According to felonyguide.com, the five most common felonies committed in the United States are severe drug violations, felony DUI, crimes against property (burglary, arson, etc.), larceny/theft and assault.

Last year, North Carolina alone released 120 murderers and 80 rapists, according to WRAL.com. If our society is going to release criminals such as these, there ought to be some form of continued punishment. These are all very damaging crimes that absolutely merit any disenfranchisement penalty that an individual state would choose to invoke against a convicted felon. Because different states have different crime issues and community values, the decision of whether or not to practice felon disenfranchisement, and to what extent, should be up to the individual states.
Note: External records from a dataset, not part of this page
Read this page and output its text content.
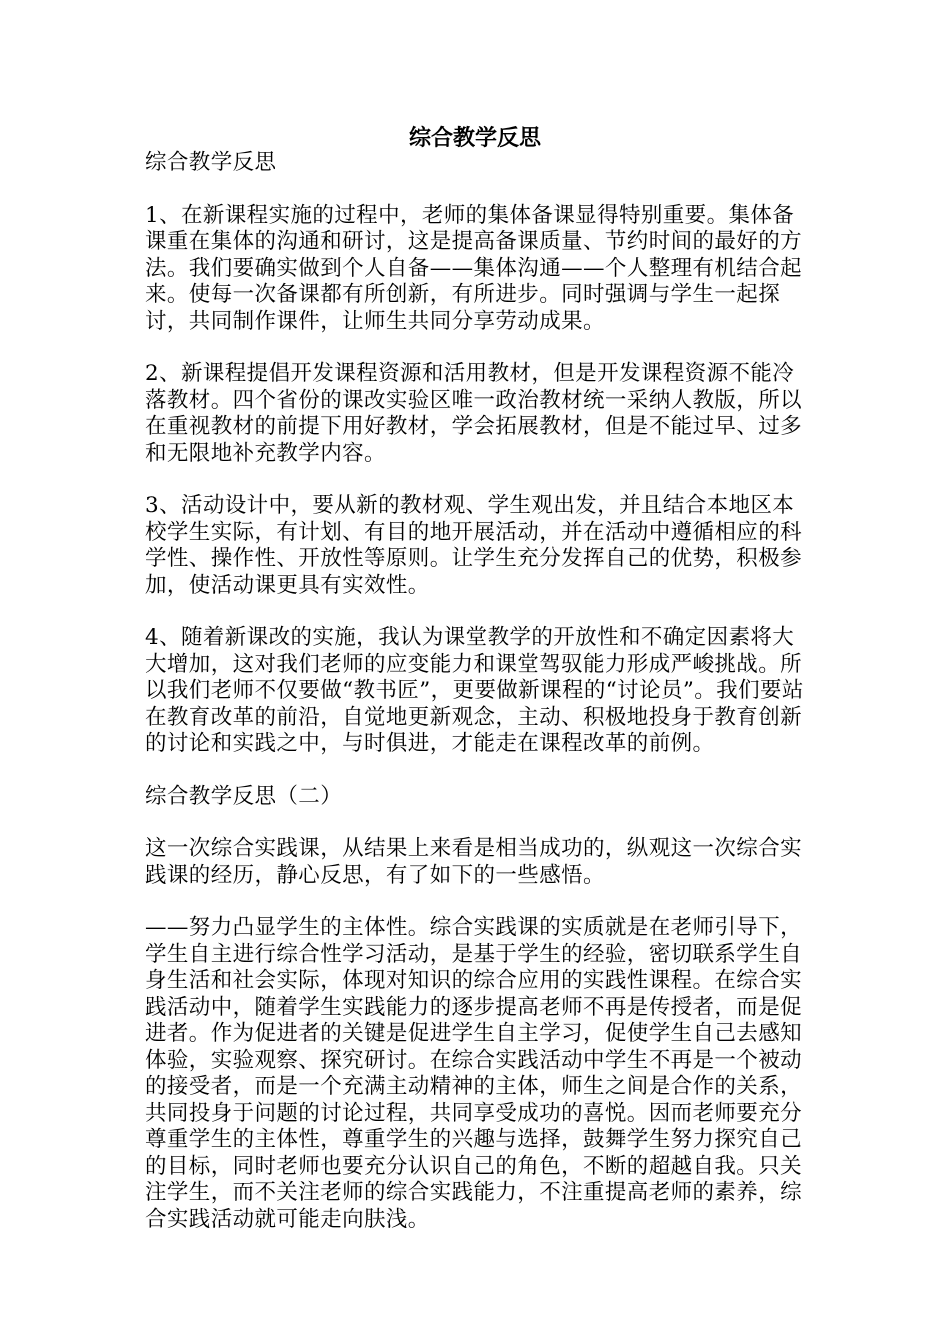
综合教学反思

综合教学反思

1、在新课程实施的过程中，老师的集体备课显得特别重要。集体备课重在集体的沟通和研讨，这是提高备课质量、节约时间的最好的方法。我们要确实做到个人自备——集体沟通——个人整理有机结合起来。使每一次备课都有所创新，有所进步。同时强调与学生一起探讨，共同制作课件，让师生共同分享劳动成果。

2、新课程提倡开发课程资源和活用教材，但是开发课程资源不能冷落教材。四个省份的课改实验区唯一政治教材统一采纳人教版，所以在重视教材的前提下用好教材，学会拓展教材，但是不能过早、过多和无限地补充教学内容。

3、活动设计中，要从新的教材观、学生观出发，并且结合本地区本校学生实际，有计划、有目的地开展活动，并在活动中遵循相应的科学性、操作性、开放性等原则。让学生充分发挥自己的优势，积极参加，使活动课更具有实效性。

4、随着新课改的实施，我认为课堂教学的开放性和不确定因素将大大增加，这对我们老师的应变能力和课堂驾驭能力形成严峻挑战。所以我们老师不仅要做“教书匠”，更要做新课程的“讨论员”。我们要站在教育改革的前沿，自觉地更新观念，主动、积极地投身于教育创新的讨论和实践之中，与时俱进，才能走在课程改革的前例。

综合教学反思（二）

这一次综合实践课，从结果上来看是相当成功的，纵观这一次综合实践课的经历，静心反思，有了如下的一些感悟。

——努力凸显学生的主体性。综合实践课的实质就是在老师引导下，学生自主进行综合性学习活动，是基于学生的经验，密切联系学生自身生活和社会实际，体现对知识的综合应用的实践性课程。在综合实践活动中，随着学生实践能力的逐步提高老师不再是传授者，而是促进者。作为促进者的关键是促进学生自主学习，促使学生自己去感知体验，实验观察、探究研讨。在综合实践活动中学生不再是一个被动的接受者，而是一个充满主动精神的主体，师生之间是合作的关系，共同投身于问题的讨论过程，共同享受成功的喜悦。因而老师要充分尊重学生的主体性，尊重学生的兴趣与选择，鼓舞学生努力探究自己的目标，同时老师也要充分认识自己的角色，不断的超越自我。只关注学生，而不关注老师的综合实践能力，不注重提高老师的素养，综合实践活动就可能走向肤浅。
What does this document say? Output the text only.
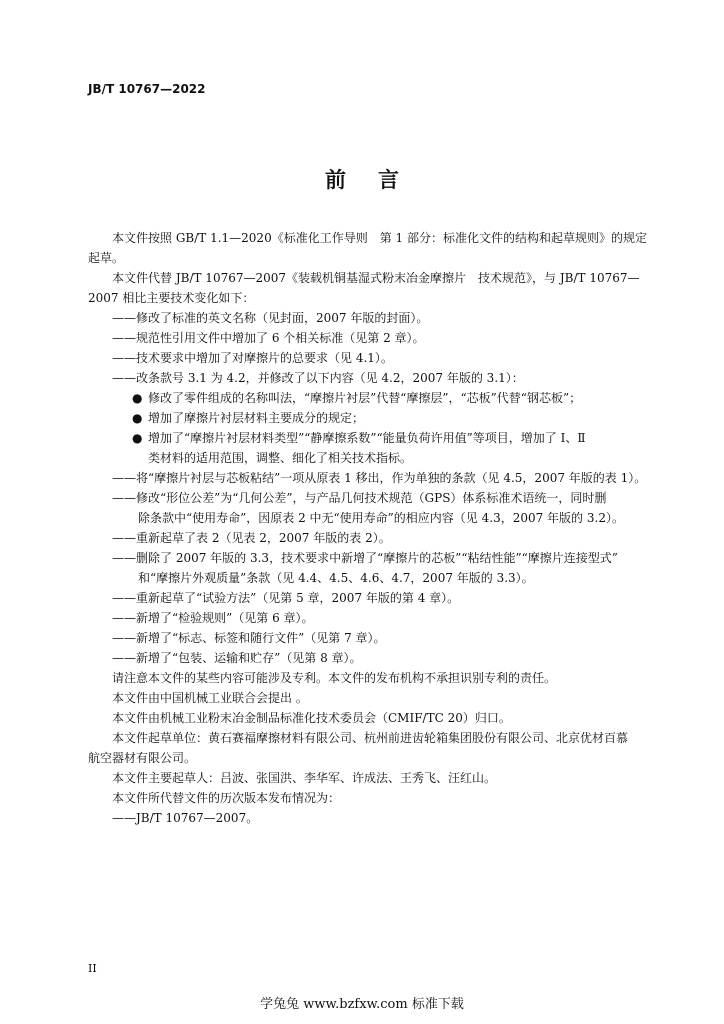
JB/T 10767—2022
前言
本文件按照 GB/T 1.1—2020《标准化工作导则　第 1 部分：标准化文件的结构和起草规则》的规定
起草。
本文件代替 JB/T 10767—2007《装载机铜基湿式粉末冶金摩擦片　技术规范》，与 JB/T 10767—
2007 相比主要技术变化如下：
——修改了标准的英文名称（见封面，2007 年版的封面）。
——规范性引用文件中增加了 6 个相关标准（见第 2 章）。
——技术要求中增加了对摩擦片的总要求（见 4.1）。
——改条款号 3.1 为 4.2，并修改了以下内容（见 4.2，2007 年版的 3.1）：
● 修改了零件组成的名称叫法，“摩擦片衬层”代替“摩擦层”，“芯板”代替“钢芯板”；
● 增加了摩擦片衬层材料主要成分的规定；
● 增加了“摩擦片衬层材料类型”“静摩擦系数”“能量负荷许用值”等项目，增加了 Ⅰ、Ⅱ
类材料的适用范围，调整、细化了相关技术指标。
——将“摩擦片衬层与芯板粘结”一项从原表 1 移出，作为单独的条款（见 4.5，2007 年版的表 1）。
——修改“形位公差”为“几何公差”，与产品几何技术规范（GPS）体系标准术语统一，同时删
除条款中“使用寿命”，因原表 2 中无“使用寿命”的相应内容（见 4.3，2007 年版的 3.2）。
——重新起草了表 2（见表 2，2007 年版的表 2）。
——删除了 2007 年版的 3.3，技术要求中新增了“摩擦片的芯板”“粘结性能”“摩擦片连接型式”
和“摩擦片外观质量”条款（见 4.4、4.5、4.6、4.7，2007 年版的 3.3）。
——重新起草了“试验方法”（见第 5 章，2007 年版的第 4 章）。
——新增了“检验规则”（见第 6 章）。
——新增了“标志、标签和随行文件”（见第 7 章）。
——新增了“包装、运输和贮存”（见第 8 章）。
请注意本文件的某些内容可能涉及专利。本文件的发布机构不承担识别专利的责任。
本文件由中国机械工业联合会提出 。
本文件由机械工业粉末冶金制品标准化技术委员会（CMIF/TC 20）归口。
本文件起草单位：黄石赛福摩擦材料有限公司、杭州前进齿轮箱集团股份有限公司、北京优材百慕
航空器材有限公司。
本文件主要起草人：吕波、张国洪、李华军、许成法、王秀飞、汪红山。
本文件所代替文件的历次版本发布情况为：
——JB/T 10767—2007。
II
学兔兔 www.bzfxw.com 标准下载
As the appeals court’s ruling reflects, one of the most common arguments against felon voting restrictions is that the disenfranchisement laws are racist, because a disproportionate amount of some minorities are convicted felonies. This approach is problematic because it seeks to fix this disparity by lightening the punishment for crimes instead of addressing the root causes of the racial disparity – income inequality and a lack of good schools in minority neighborhoods. Instead of becoming soft on crime, a better approach would be to rectify basic inequalities that lead to higher crime rates among minority groups.

The loosening of voting restrictions on convicted felons reflects a disturbing trend in our society where the rights of convicted criminals are given more attention and concern than the suffering of their victims. Crimes that have permanent damaging effects should have lasting consequences for the perpetrators. Why should a gang rapist have the right to vote when his victim continues to suffer from flashbacks, panic attacks and sexually transmitted diseases?

Voting, like life and liberty, is a privilege that can and should be revoked by criminal courts in response to certain heinous crimes. This is an issue that must be left up to the individual states.